In case of an important chief, for ten days after the interment relatives and friends of the deceased bring food from the ʻumu to the deceased's closest family members. Such food is always put in baskets, woven from coconut palm fronds. It is a tradition in this situation not to carry the baskets in the hands, but from a pole over the shoulders. This is called the haʻamo (Compare with: Haʻamonga ʻa Maui).

During the initial mourning period the mourners (especially the women) are not supposed to do their hair, but let it hang loose and unattended. At the end of the ten days it will be officially cut. In pre-Christian times, in addition, a part of the little finger (or any other finger if the little finger was already consumed on earlier occasions) would be cut off. That many people were missing their little fingers was directly noted by Abel Tasman in 1643. Even as late as 1865 Tēvita ʻUnga, King George Tupou I's son, the crown prince, was described as "minus 2 fingers, cut off as a tribute to some deceased relatives" (as well as having lost one eye).
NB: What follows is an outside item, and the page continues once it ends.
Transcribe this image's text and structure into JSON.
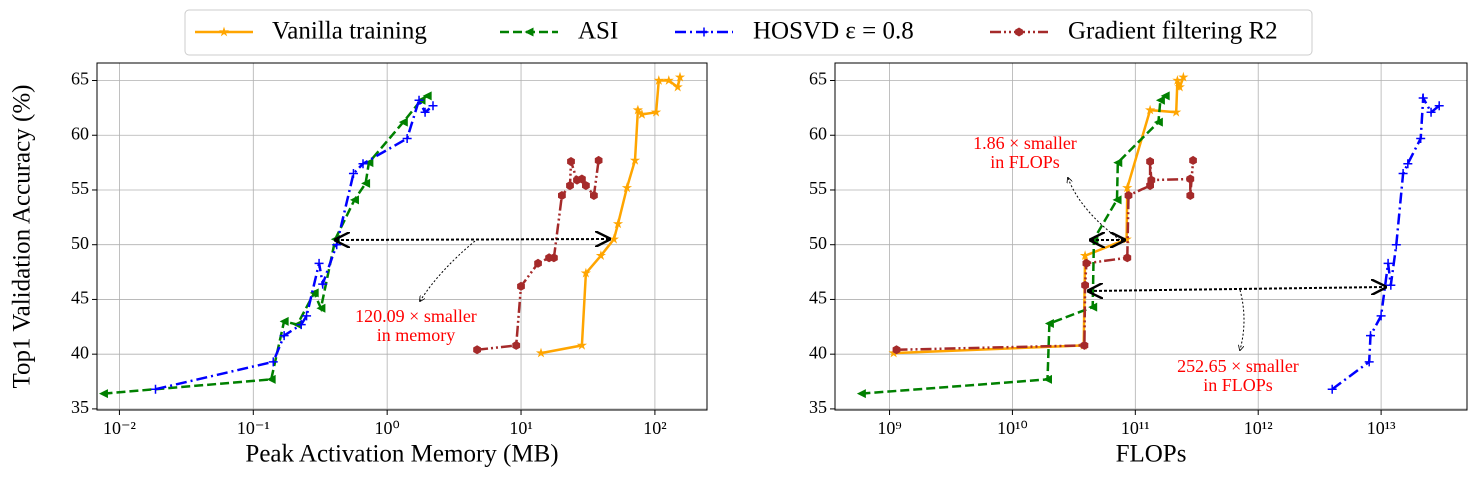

This tenth day is known as the pongipongi tapu (sacred morning) and features a taumafa kava (royal kava ceremony), which is a good time to bestow the chiefly title (if any) of the deceased onto his heir.

The end of the mourning, 100 days later, is marked by the lanu kilikili (washing of the stones), when black volcanic stones, collected from islands like Tofua, are rubbed with sweet smelling oil and laid out over the grave. (This was originally done inside the grave to replace the by then rotten away skin of the deceased.) This ends the task of the undertaker.